Figure 3. Rescue experiments demonstrate that a mutation in waslb causes the rephaim phenotype. CRISPR-Cas9 was used to generate null alleles in wild-type and rephaim mutant waslb. Removing wild-type alleles (waslbΔ) had no effect on fin patterning. However, creating a frameshift and early stop upstream of the S265P mutation (waslbΔ+ reph) prevented the formation of intermediate radials and rescued wild-type patterning.

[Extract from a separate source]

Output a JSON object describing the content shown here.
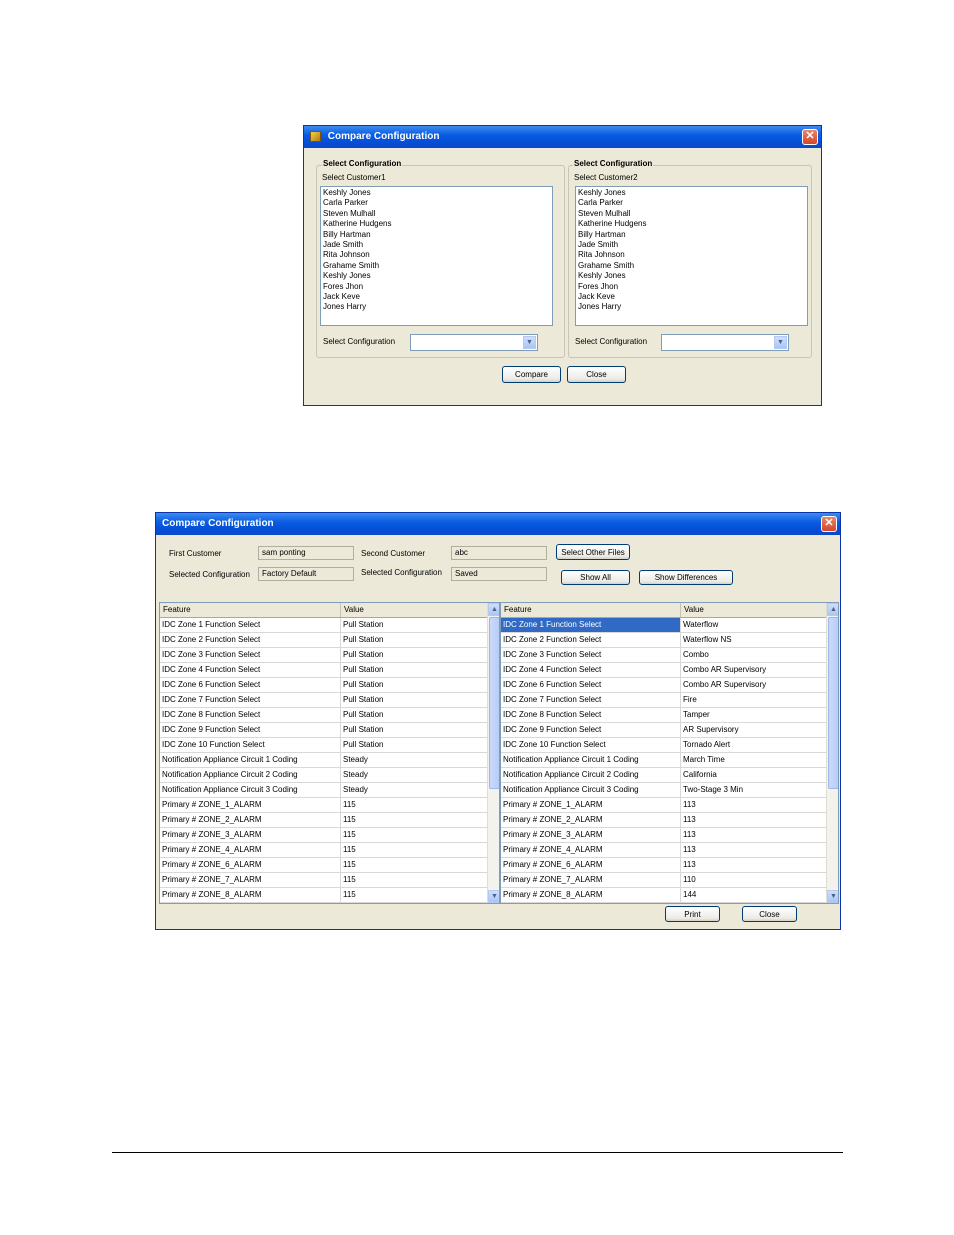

However, the wealth of limb patterning knowledge established by developmental geneticists was able to guide our inquiry. As mentioned earlier, Hox genes have critical functions in the patterning and growth of limb bones along the proximal-distal axis, and recent studies had revealed that Hox13 was required for the formation of the most distal structures in fins just like in limbs (Nakamura et al., 2016). We thought that the new bones in rephaim might also share this distal Hox13 regionality, and crossed rephaim into a Hox13-null genetic background. To our surprise, we found that loss of Hox13 actually enhanced the flimb phenotype and resulted in the formation of even more bones along the distal aspect of the endoskeleton (Figure 4). Hoxa13 is known to negatively regulate Hoxa11 expression in the limb (Kherdjemil et al., 2016), and we thought the enhanced phenotype might be the result of derepression of Hox11 genes. Around this time we also were analyzing limb-specific Wasl knockout mice, and observed limb defects similar to those seen in Hoxa11 mouse mutants. Intriguingly, Hox11 genes are also required for the normal development for the bones in the middle region of the limb, the radius and ulna (Davis et al., 1995).

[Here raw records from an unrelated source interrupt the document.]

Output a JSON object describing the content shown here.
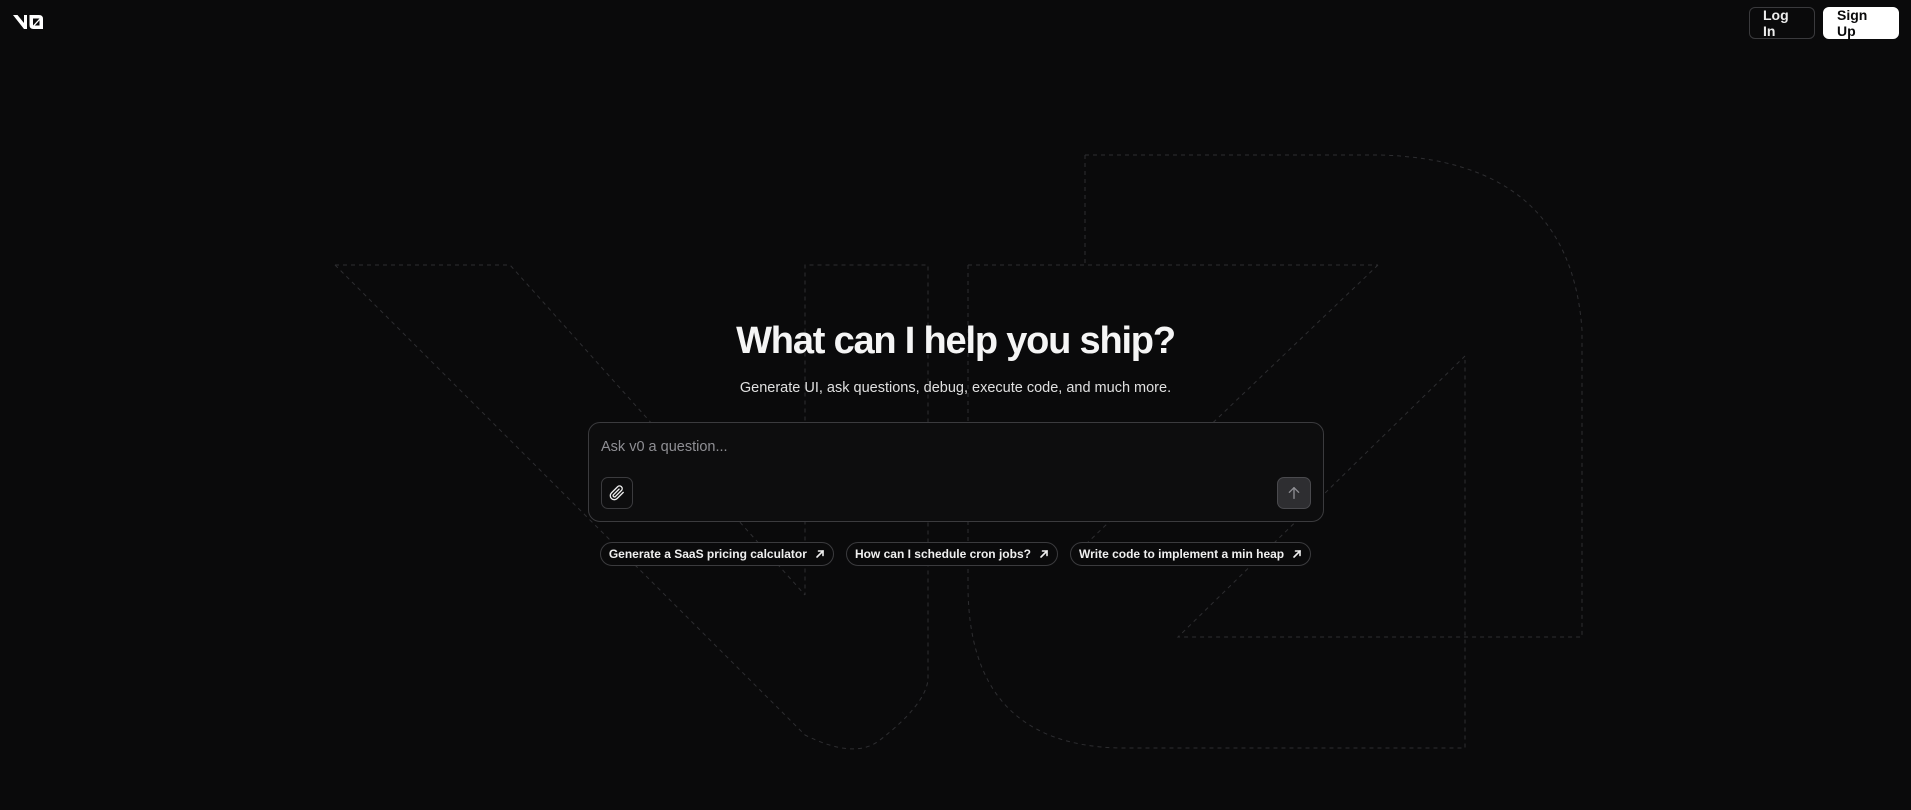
{
  "app": {
    "logo": "v0",
    "logo_icon": "v0-logo-icon"
  },
  "nav": {
    "login_label": "Log In",
    "signup_label": "Sign Up"
  },
  "hero": {
    "title": "What can I help you ship?",
    "subtitle": "Generate UI, ask questions, debug, execute code, and much more."
  },
  "chat": {
    "placeholder": "Ask v0 a question...",
    "value": "",
    "attach_icon": "paperclip-icon",
    "send_icon": "arrow-up-icon"
  },
  "suggestions": [
    {
      "label": "Generate a SaaS pricing calculator",
      "icon": "arrow-up-right-icon"
    },
    {
      "label": "How can I schedule cron jobs?",
      "icon": "arrow-up-right-icon"
    },
    {
      "label": "Write code to implement a min heap",
      "icon": "arrow-up-right-icon"
    }
  ],
  "colors": {
    "background": "#0a0a0b",
    "text": "#ededed",
    "border": "#3b3b3e",
    "primary_button": "#ffffff"
  }
}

Figure 4. Genetic interaction between rephaim and Hox genes suggests limb-like patterning mechanisms function in the fin. While loss of hoxa11a, hoxa11b, and hoxd11a has no effect on fin patterning in the wild-type background, removal of these genes prevents the formation of intermediate radials in rephaim mutants. In contrast, removing hoxa13a and hoxa13b from rephaim mutants enhances the phenotype and results in the formation of additional intermediate radials. The requirement of Hox11 genes is shared between intermediate radials and the limb forearm.

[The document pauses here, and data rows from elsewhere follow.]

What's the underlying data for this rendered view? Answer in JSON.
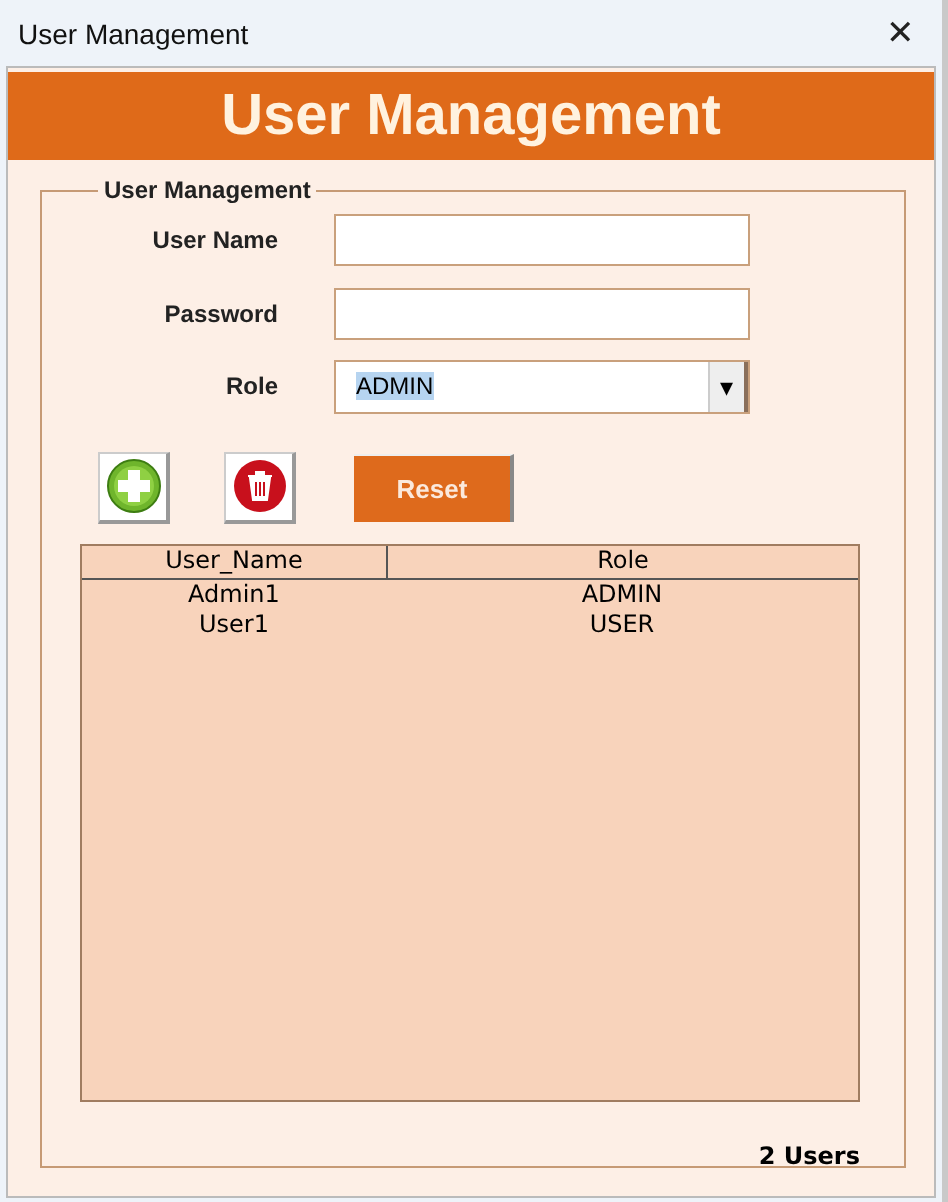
{
  "window": {
    "title": "User Management",
    "close": "✕"
  },
  "header": {
    "title": "User Management"
  },
  "group": {
    "legend": "User Management",
    "fields": [
      {
        "kind": "text",
        "label": "User Name"
      },
      {
        "kind": "password",
        "label": "Password"
      },
      {
        "kind": "dropdown",
        "label": "Role",
        "value": "ADMIN",
        "caret": "▾"
      }
    ],
    "buttons": [
      {
        "kind": "add"
      },
      {
        "kind": "delete"
      },
      {
        "kind": "text",
        "label": "Reset"
      }
    ],
    "table": {
      "columns": [
        "User_Name",
        "Role"
      ],
      "rows": [
        [
          "Admin1",
          "ADMIN"
        ],
        [
          "User1",
          "USER"
        ]
      ]
    },
    "count": "2 Users"
  }
}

Following these clues, we generated null alleles of the hoxa11 and hoxd11 paralogs in the zebrafish. While loss of these genes had no effect on fin patterning in a wild-type background, we found that loss of hoxa11a and hoxa11b prevented the formation of the extra bones in rephaim mutants (Figure 4). Moreover, we generated knock-in hoxa11b reporter zebrafish and found that rephaim and wanda mutants cause the upregulation of hoxa11b expression. These results were quite interesting: even though the Hox11 paralogs are not required for normal fin patterning in zebrafish, they still possess the ability to specify the formation of an intermediate long bone position along the proximal-distal axis of the appendage skeleton. This suggests that the capacity to specify ‘middle’ and ‘distal’ regions is not unique to limbs, but was present in the common ancestor of ray- and lobe-finned fishes. Although not expressed in teleosts, this developmental potential has been retained in a latent state and can be redeployed by simple perturbations.

Wasl, Hox, and Beyond

This forces me to wonder what other latent limb patterning mechanisms that might reside in the developing fin bud, and how waslb is able to activate at least some of them. The mechanistic connection between waslb, vav2, and Hox regulation is an open question. In part, we know that waslb mediates the formation of F-actin foci that colocalize with Hox-positive cells in the distal fin (Hawkins et al., 2021). Given its roles in cell motility it could be that waslb effects the migration of these cells, but there are many other possibilities. Wasl also directly regulates transcription (Wu et al., 2006), modulates Wnt (Lyubimova et al., 2010) and TGFB (Lefever et al., 2010) signaling, and is directly involved in the colinear activation of the HoxB cluster (Ferrai et al., 2009). Then again, there could be another pathway that we do not yet understand. I will go out on a flimb here and say the zebrafish still has more to tell us about these mechanisms…as long as we are willing to trust the mapping.